Currently, researchers and practitioners can utilize the dataset to apply existing models to develop optimal operational strategies for urban passenger services in both normal and epidemic-affected travel conditions. Looking ahead, the dataset holds potential for experimentation and validation of new models that facilitate effective urban bus transit operations during epidemic outbreaks, considering various aspects. Firstly, the optimization of headway-based bus dispatching strategies can be extended to a rolling horizon approach, enabling the derivation of effective infection mitigation measures that account for temporal and spatial variabilities during severe epidemics. Secondly, the inclusion of demand-responsive bus services alongside regular bus services can help reduce the frequency and duration of contacts for vulnerable bus transit travelers, such as senior citizens, patients, and individuals with movement restrictions. By exploring these directions, the dataset can continue to contribute to the advancement of research and practice in developing effective urban bus transit operations under the influence of epidemic outbreaks.

2. Data Description

The dataset is organized into several tables and a zipped ArcGIS file, each containing specific information related to the Xi'an Xiaozhai CBD street network and bus transit services. Here are brief descriptions of each component:

Table 1 provides an overview of the Xi'an Xiaozhai CBD street network, covering 33 major signalized intersections and 112 bus stops along 12 bus routes. It includes intersection geospatial coordinates, configurations, and signal timing plans. Geometric design details for each intersection approach, such as lane numbers, widths, and designations for different transportation modes, are also included. The table can be accessed at http://dx.doi.org/10.17632/zc7cjr6532.2 (file name: DIB_Table 1 Network and signal timing data.xlsx).

Table 2 contains specific details of the bus transit services for the 12 bus routes. It includes information on the bus stop location, docking bay capacity, fleet size, headway, and bus volume, ventilation rate, and propulsion technology. The table is available at http://dx.doi.org/10.17632/zc7cjr6532.2 (file name: DIB_Table 2 Bus route operations data.xlsx).

Table 3 focuses on passenger boarding and alighting counts, as well as individual travelers' O-D locations, routes, and departure times. The data covers one-hour durations for off-peak, adjacent-to-peak, and peak periods. Notably, passengers boarding and alighting at bus stops near node 12 are primarily patients and their companions visiting a nearby hospital, while those at bus stops neighboring nodes 18, 19, 20, 23, and 24 are engaged in business, commercial, shopping, recreational trips, and local residents' travel. The table can be found at http://dx.doi.org/10.17632/zc7cjr6532.2 (file name: DIB_Table 3 Bus route B A counts.xlsx).

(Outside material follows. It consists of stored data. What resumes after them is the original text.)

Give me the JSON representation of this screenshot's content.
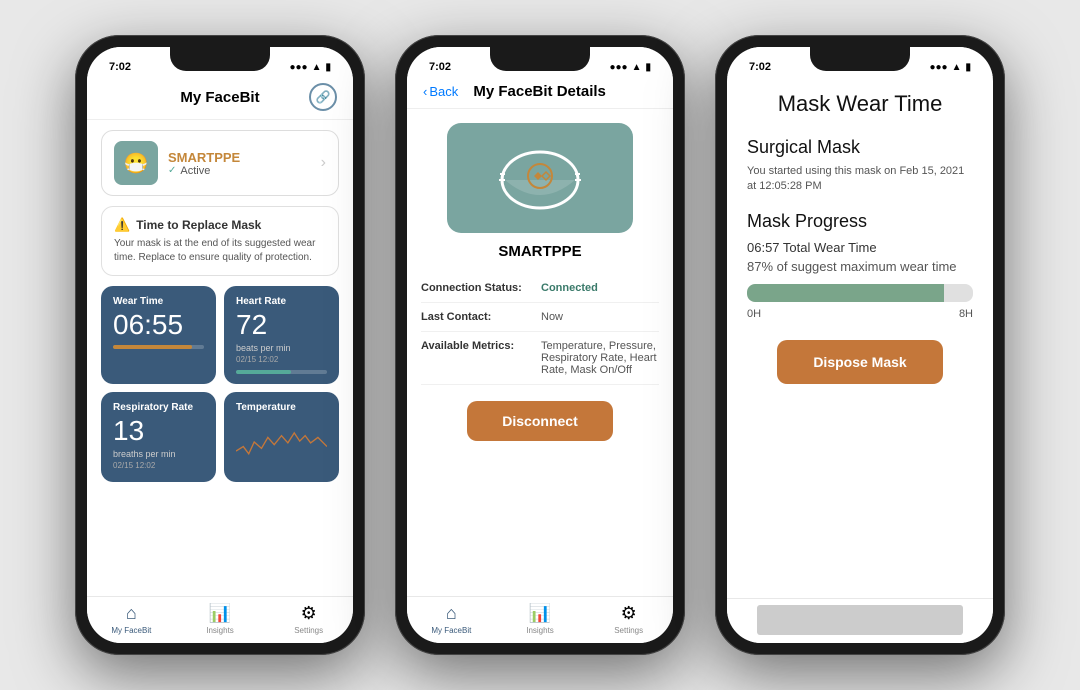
{
  "phone1": {
    "status_time": "7:02",
    "nav_title": "My FaceBit",
    "device": {
      "name": "SMARTPPE",
      "status": "Active"
    },
    "warning": {
      "title": "Time to Replace Mask",
      "text": "Your mask is at the end of its suggested wear time. Replace to ensure quality of protection."
    },
    "metrics": [
      {
        "label": "Wear Time",
        "value": "06:55",
        "bar_pct": 87,
        "bar_color": "orange"
      },
      {
        "label": "Heart Rate",
        "value": "72",
        "unit": "beats per min",
        "date": "02/15 12:02",
        "bar_pct": 60,
        "bar_color": "green"
      },
      {
        "label": "Respiratory Rate",
        "value": "13",
        "unit": "breaths per min",
        "date": "02/15 12:02"
      },
      {
        "label": "Temperature",
        "value": ""
      }
    ],
    "tabs": [
      "My FaceBit",
      "Insights",
      "Settings"
    ]
  },
  "phone2": {
    "status_time": "7:02",
    "nav_back": "Back",
    "nav_title": "My FaceBit Details",
    "device_name": "SMARTPPE",
    "connection_status_label": "Connection Status:",
    "connection_status_value": "Connected",
    "last_contact_label": "Last Contact:",
    "last_contact_value": "Now",
    "available_metrics_label": "Available Metrics:",
    "available_metrics_value": "Temperature, Pressure, Respiratory Rate, Heart Rate, Mask On/Off",
    "disconnect_label": "Disconnect",
    "tabs": [
      "My FaceBit",
      "Insights",
      "Settings"
    ]
  },
  "phone3": {
    "status_time": "7:02",
    "screen_title": "Mask Wear Time",
    "section_mask": "Surgical Mask",
    "mask_subtitle": "You started using this mask on Feb 15, 2021 at 12:05:28 PM",
    "section_progress": "Mask Progress",
    "total_wear_time": "06:57 Total Wear Time",
    "pct_label": "87% of suggest maximum wear time",
    "progress_pct": 87,
    "progress_start": "0H",
    "progress_end": "8H",
    "dispose_label": "Dispose Mask"
  },
  "icons": {
    "mask": "😷",
    "home": "⌂",
    "chart": "📊",
    "gear": "⚙",
    "warning": "⚠️",
    "link": "🔗",
    "chevron": "›",
    "back_chevron": "‹"
  }
}
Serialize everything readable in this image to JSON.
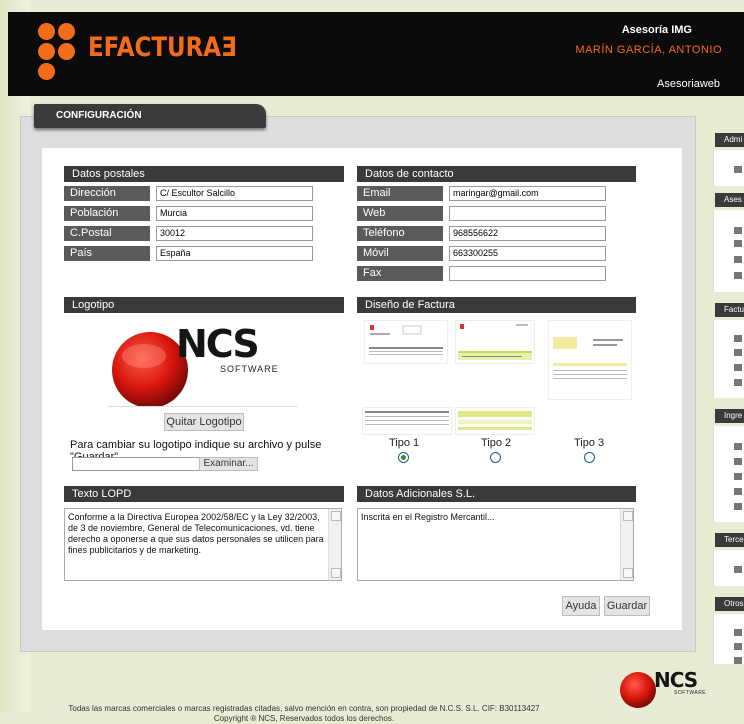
{
  "header": {
    "brand": "EFACTURAƎ",
    "company": "Asesoría IMG",
    "user": "MARÍN GARCÍA, ANTONIO",
    "link": "Asesoriaweb"
  },
  "tab_title": "CONFIGURACIÓN",
  "postal": {
    "title": "Datos postales",
    "fields": [
      {
        "label": "Dirección",
        "value": "C/ Escultor Salcillo"
      },
      {
        "label": "Población",
        "value": "Murcia"
      },
      {
        "label": "C.Postal",
        "value": "30012"
      },
      {
        "label": "País",
        "value": "España"
      }
    ]
  },
  "contact": {
    "title": "Datos de contacto",
    "fields": [
      {
        "label": "Email",
        "value": "maringar@gmail.com"
      },
      {
        "label": "Web",
        "value": ""
      },
      {
        "label": "Teléfono",
        "value": "968556622"
      },
      {
        "label": "Móvil",
        "value": "663300255"
      },
      {
        "label": "Fax",
        "value": ""
      }
    ]
  },
  "logo": {
    "title": "Logotipo",
    "logo_text": "NCS",
    "logo_sub": "SOFTWARE",
    "remove_button": "Quitar Logotipo",
    "hint": "Para cambiar su logotipo indique su archivo y pulse \"Guardar\".",
    "browse_button": "Examinar..."
  },
  "design": {
    "title": "Diseño de Factura",
    "options": [
      {
        "label": "Tipo 1",
        "selected": true
      },
      {
        "label": "Tipo 2",
        "selected": false
      },
      {
        "label": "Tipo 3",
        "selected": false
      }
    ]
  },
  "lopd": {
    "title": "Texto LOPD",
    "text": "Conforme a la Directiva Europea 2002/58/EC y la Ley 32/2003, de 3 de noviembre, General de Telecomunicaciones, vd. tiene derecho a oponerse a que sus datos personales se utilicen para fines publicitarios y de marketing."
  },
  "extra": {
    "title": "Datos Adicionales S.L.",
    "text": "Inscrita en el Registro Mercantil..."
  },
  "actions": {
    "help": "Ayuda",
    "save": "Guardar"
  },
  "right_sidebar": [
    "Admi",
    "Ases",
    "Factu",
    "Ingre",
    "Terce",
    "Otros"
  ],
  "footer": {
    "line1": "Todas las marcas comerciales o marcas registradas citadas, salvo mención en contra, son propiedad de N.C.S. S.L. CIF: B30113427",
    "line2": "Copyright ® NCS, Reservados todos los derechos.",
    "logo_text": "NCS",
    "logo_sub": "SOFTWARE"
  },
  "colors": {
    "accent": "#f36c1c",
    "header_bg": "#0b0b0b",
    "section_bg": "#3a3a3a"
  }
}
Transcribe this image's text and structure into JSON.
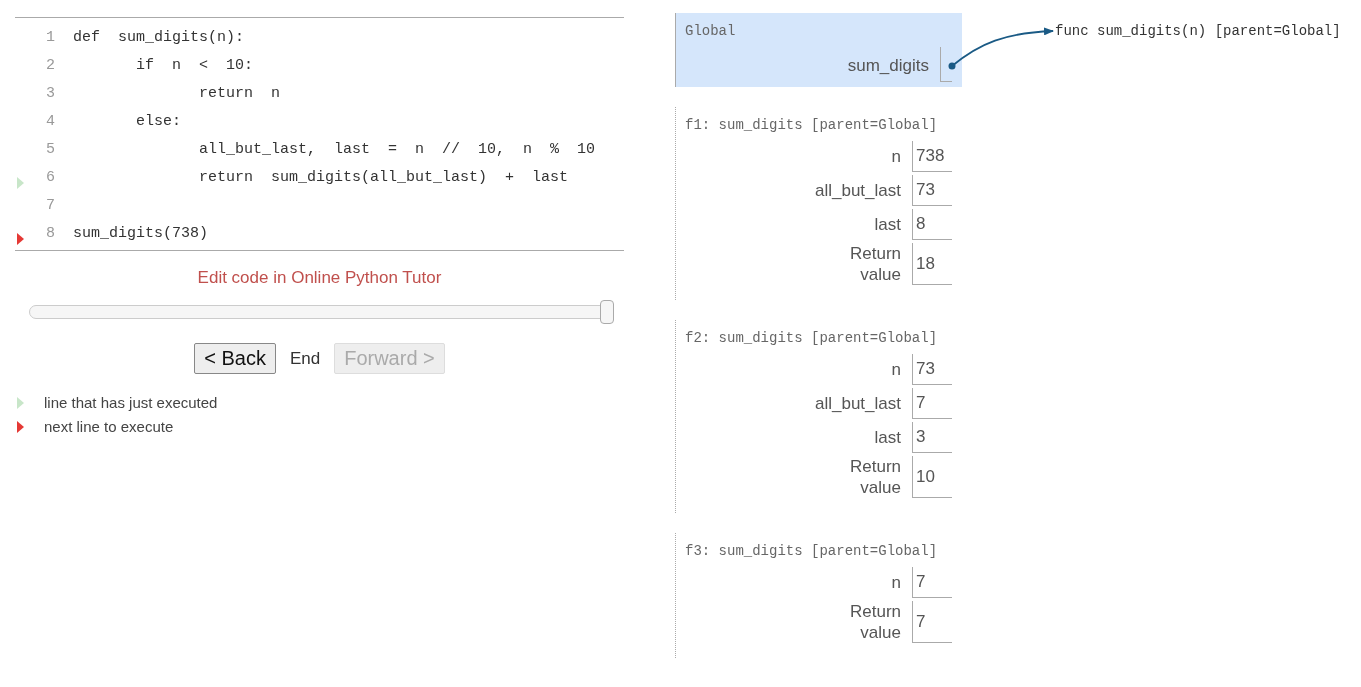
{
  "code": {
    "lines": [
      {
        "number": "1",
        "text": "def  sum_digits(n):",
        "just_executed": false,
        "next_to_execute": false
      },
      {
        "number": "2",
        "text": "       if  n  <  10:",
        "just_executed": false,
        "next_to_execute": false
      },
      {
        "number": "3",
        "text": "              return  n",
        "just_executed": false,
        "next_to_execute": false
      },
      {
        "number": "4",
        "text": "       else:",
        "just_executed": false,
        "next_to_execute": false
      },
      {
        "number": "5",
        "text": "              all_but_last,  last  =  n  //  10,  n  %  10",
        "just_executed": false,
        "next_to_execute": false
      },
      {
        "number": "6",
        "text": "              return  sum_digits(all_but_last)  +  last",
        "just_executed": true,
        "next_to_execute": false
      },
      {
        "number": "7",
        "just_executed": false,
        "next_to_execute": false
      },
      {
        "number": "8",
        "text": "sum_digits(738)",
        "just_executed": false,
        "next_to_execute": true
      }
    ]
  },
  "edit_link": "Edit code in Online Python Tutor",
  "slider": {
    "level": 1
  },
  "controls": [
    {
      "kind": "button",
      "label": "< Back",
      "disabled": false
    },
    {
      "kind": "text",
      "label": "End"
    },
    {
      "kind": "button",
      "label": "Forward >",
      "disabled": true
    }
  ],
  "legend": [
    {
      "kind": "executed",
      "label": "line that has just executed"
    },
    {
      "kind": "next",
      "label": "next line to execute"
    }
  ],
  "frames": [
    {
      "title": "Global",
      "highlighted": true,
      "vars": [
        {
          "name": "sum_digits",
          "kind": "pointer"
        }
      ]
    },
    {
      "title": "f1: sum_digits [parent=Global]",
      "highlighted": false,
      "vars": [
        {
          "name": "n",
          "kind": "value",
          "value": "738"
        },
        {
          "name": "all_but_last",
          "kind": "value",
          "value": "73"
        },
        {
          "name": "last",
          "kind": "value",
          "value": "8"
        },
        {
          "name": "Return value",
          "kind": "value",
          "value": "18"
        }
      ]
    },
    {
      "title": "f2: sum_digits [parent=Global]",
      "highlighted": false,
      "vars": [
        {
          "name": "n",
          "kind": "value",
          "value": "73"
        },
        {
          "name": "all_but_last",
          "kind": "value",
          "value": "7"
        },
        {
          "name": "last",
          "kind": "value",
          "value": "3"
        },
        {
          "name": "Return value",
          "kind": "value",
          "value": "10"
        }
      ]
    },
    {
      "title": "f3: sum_digits [parent=Global]",
      "highlighted": false,
      "vars": [
        {
          "name": "n",
          "kind": "value",
          "value": "7"
        },
        {
          "name": "Return value",
          "kind": "value",
          "value": "7"
        }
      ]
    }
  ],
  "heap": [
    {
      "text": "func sum_digits(n) [parent=Global]"
    }
  ]
}
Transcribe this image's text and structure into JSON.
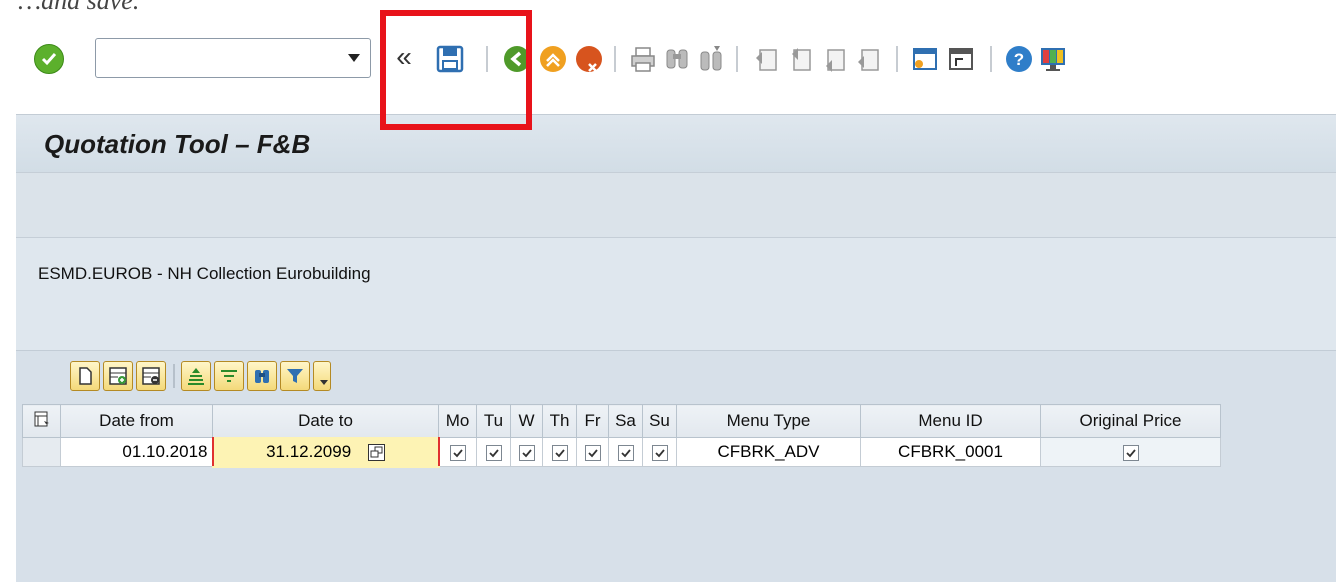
{
  "caption": "…and save.",
  "toolbar": {
    "command_value": "",
    "icons": [
      "enter-icon",
      "command-field",
      "back-chevron-icon",
      "save-icon",
      "back-icon",
      "exit-icon",
      "cancel-icon",
      "print-icon",
      "find-icon",
      "find-next-icon",
      "first-page-icon",
      "previous-page-icon",
      "next-page-icon",
      "last-page-icon",
      "create-session-icon",
      "shortcut-icon",
      "help-icon",
      "customize-layout-icon"
    ],
    "chevron": "«"
  },
  "title": "Quotation Tool – F&B",
  "hotel_label": "ESMD.EUROB - NH Collection Eurobuilding",
  "grid": {
    "columns": [
      "Date from",
      "Date to",
      "Mo",
      "Tu",
      "W",
      "Th",
      "Fr",
      "Sa",
      "Su",
      "Menu Type",
      "Menu ID",
      "Original Price"
    ],
    "rows": [
      {
        "date_from": "01.10.2018",
        "date_to": "31.12.2099",
        "mo": true,
        "tu": true,
        "w": true,
        "th": true,
        "fr": true,
        "sa": true,
        "su": true,
        "menu_type": "CFBRK_ADV",
        "menu_id": "CFBRK_0001",
        "original_price": true
      }
    ]
  },
  "colors": {
    "highlight": "#e8131a",
    "ok": "#5cb02c",
    "header_bg": "#dfe7ee",
    "edit_cell": "#fdf3b4"
  }
}
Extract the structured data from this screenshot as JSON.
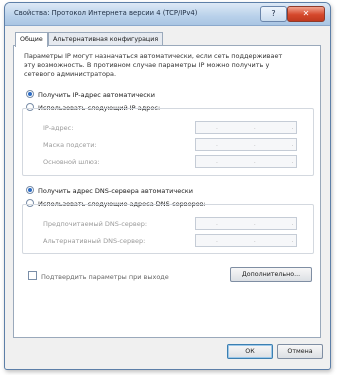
{
  "window": {
    "title": "Свойства: Протокол Интернета версии 4 (TCP/IPv4)",
    "help_label": "?",
    "close_label": "✕"
  },
  "tabs": [
    {
      "label": "Общие"
    },
    {
      "label": "Альтернативная конфигурация"
    }
  ],
  "intro_text": "Параметры IP могут назначаться автоматически, если сеть поддерживает эту возможность. В противном случае параметры IP можно получить у сетевого администратора.",
  "ip": {
    "auto_label": "Получить IP-адрес автоматически",
    "manual_label": "Использовать следующий IP-адрес:",
    "fields": [
      {
        "label": "IP-адрес:",
        "value": ". . ."
      },
      {
        "label": "Маска подсети:",
        "value": ". . ."
      },
      {
        "label": "Основной шлюз:",
        "value": ". . ."
      }
    ]
  },
  "dns": {
    "auto_label": "Получить адрес DNS-сервера автоматически",
    "manual_label": "Использовать следующие адреса DNS-серверов:",
    "fields": [
      {
        "label": "Предпочитаемый DNS-сервер:",
        "value": ". . ."
      },
      {
        "label": "Альтернативный DNS-сервер:",
        "value": ". . ."
      }
    ]
  },
  "validate_label": "Подтвердить параметры при выходе",
  "advanced_label": "Дополнительно...",
  "ok_label": "ОК",
  "cancel_label": "Отмена"
}
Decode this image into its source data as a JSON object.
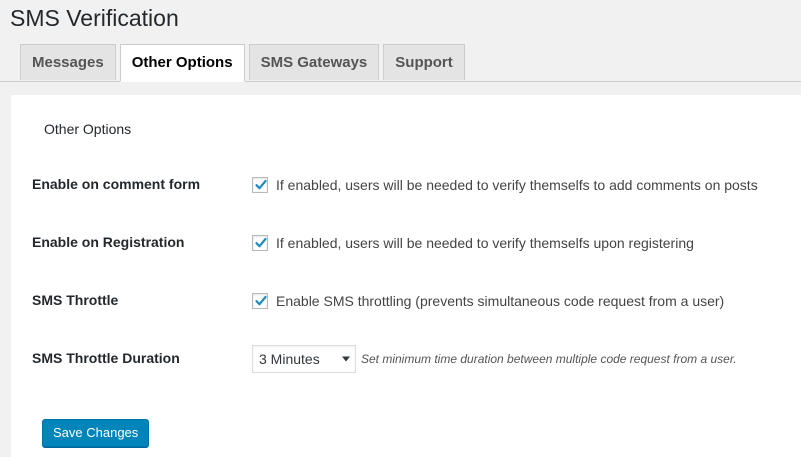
{
  "page": {
    "title": "SMS Verification"
  },
  "tabs": [
    {
      "label": "Messages",
      "active": false
    },
    {
      "label": "Other Options",
      "active": true
    },
    {
      "label": "SMS Gateways",
      "active": false
    },
    {
      "label": "Support",
      "active": false
    }
  ],
  "section": {
    "title": "Other Options"
  },
  "settings": {
    "comment_form": {
      "label": "Enable on comment form",
      "checked": true,
      "description": "If enabled, users will be needed to verify themselfs to add comments on posts"
    },
    "registration": {
      "label": "Enable on Registration",
      "checked": true,
      "description": "If enabled, users will be needed to verify themselfs upon registering"
    },
    "throttle": {
      "label": "SMS Throttle",
      "checked": true,
      "description": "Enable SMS throttling (prevents simultaneous code request from a user)"
    },
    "throttle_duration": {
      "label": "SMS Throttle Duration",
      "selected": "3 Minutes",
      "description": "Set minimum time duration between multiple code request from a user."
    }
  },
  "actions": {
    "save_label": "Save Changes"
  },
  "icons": {
    "checkmark": "checkmark-icon",
    "select_caret": "caret-down-icon"
  },
  "colors": {
    "accent": "#0085ba",
    "checkmark": "#1e8cbe",
    "background": "#f1f1f1",
    "panel": "#ffffff"
  }
}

Table 4 provides distances between each node and node 12, which is identified as the outbreak point of the epidemic. Nodes are classified into three categories based on their distances to node 12 (near, medium, and far), using threshold values of 1 km and 2 km. The table is accessible at http://dx.doi.org/10.17632/zc7cjr6532.2 (file name: DIB_Table 4 Node classification data.xlsx).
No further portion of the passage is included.